One musician who has thought about these issues is guitarist/composer Issi Rozen whose latest (and third) recording, the aptly named Dark Beauty, was recently released on his own label New Step Music as both a conventional CD and as a downloadable MP3. Issi Rozen's second recording Homeland Blues was picked as one of the top 20 CDs in 2000 by WBEZ radio in Chicago, while in 1999, he won the "Best Jazz Performer" award from Boston Magazine in its annual "Best of Boston" issue.
In addition to performing and recording, Issi Rozen also teaches. In 2002, he joined the faculty of the prestigious Berklee College of Music in Boston where he teaches guitar and music theory.

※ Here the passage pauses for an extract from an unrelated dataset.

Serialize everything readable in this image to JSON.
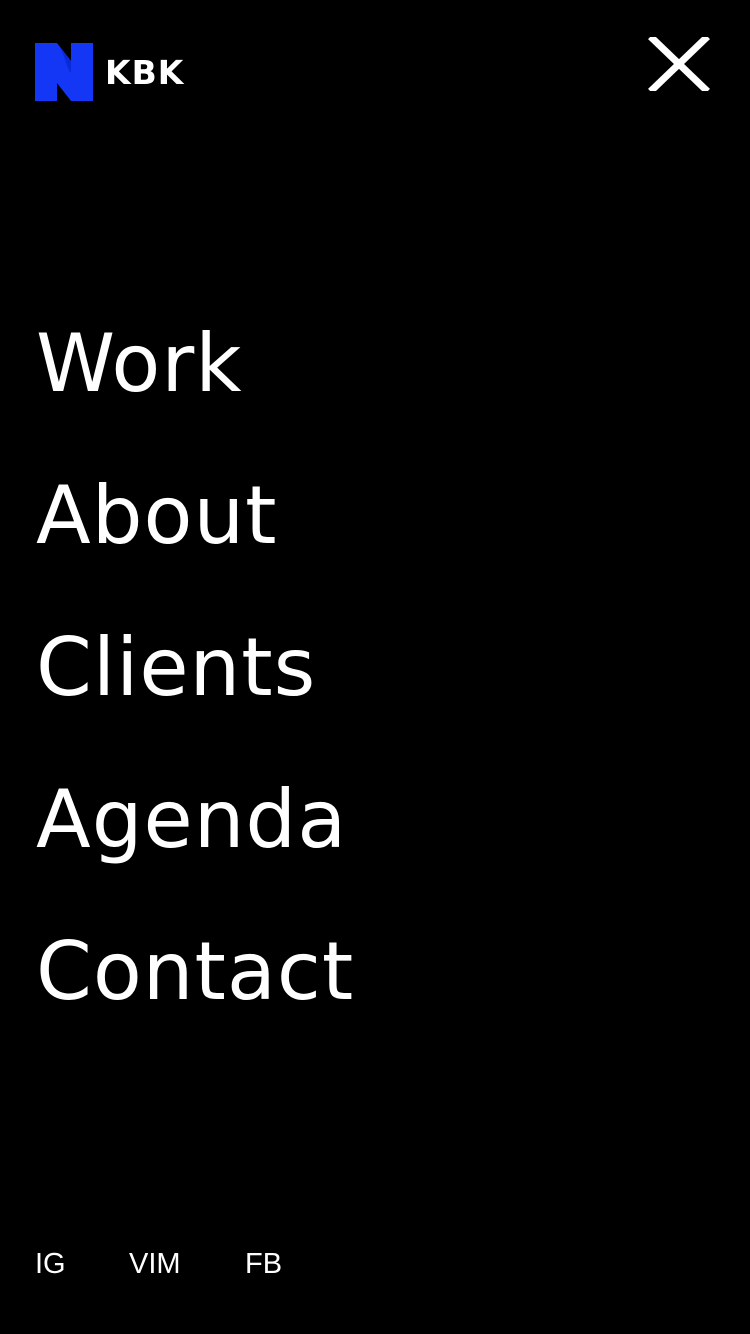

Of Dark Beauty, AAJ contributor Michael P. Gladstone writes:
'Most of the 71 minutes are comprised of Rozen's own compositions with a lesser-known Charlie Parker tune, 'Segment,' and a traditional Israeli song, 'Sheharhoret' (the translation of the album's title), included'I have seen a lot of references to Pat Metheny and Jim Hall as Rozen's guitar influences and, in fact, having been in receipt of this subliminal observation, much of his playing has elements of both guitarists. What separates Rozen from the pack is his unhurried pace and articulation of clear, bell-like notes. Also, Rozen's compositions have a distinct Middle Eastern flavor, which is only natural, having been exposed to both Arabic and Israeli musical influences.' (All About Jazz, January 2004)
To mark the release of Dark Beauty and the inception of New Step Music, Issi Rozen graciously agreed to this interview, which was conducted via e-mail during Dec. 2003/Jan. 2004.
All About Jazz: Would you please tell the AAJ readers about where you were born, raised, and what your earliest musical memories are?
Issi Rozen: I was born in Haifa, Israel but moved to Tel-Aviv at an early age. I lived in Tel-Aviv until I moved to Boston to attend Berklee College of Music. My earliest musical memories are the lullabies my mother used to sing. Interestingly, they were mostly in minor keys as most of traditional Israeli songs.
AAJ: What led you to choose guitar as instrument of choice?
IR: I saw a TV show with kids playing guitars and immediately asked my father to buy me one. I was 10 years old at that time.
AAJ: How would you describe your musical education? Formal? Informal? Both?
IR: Both. I took guitar lessons for many years and I attended Berklee but a lot of my musical education came from listening to records, transcribing music and learning from musicians I played with.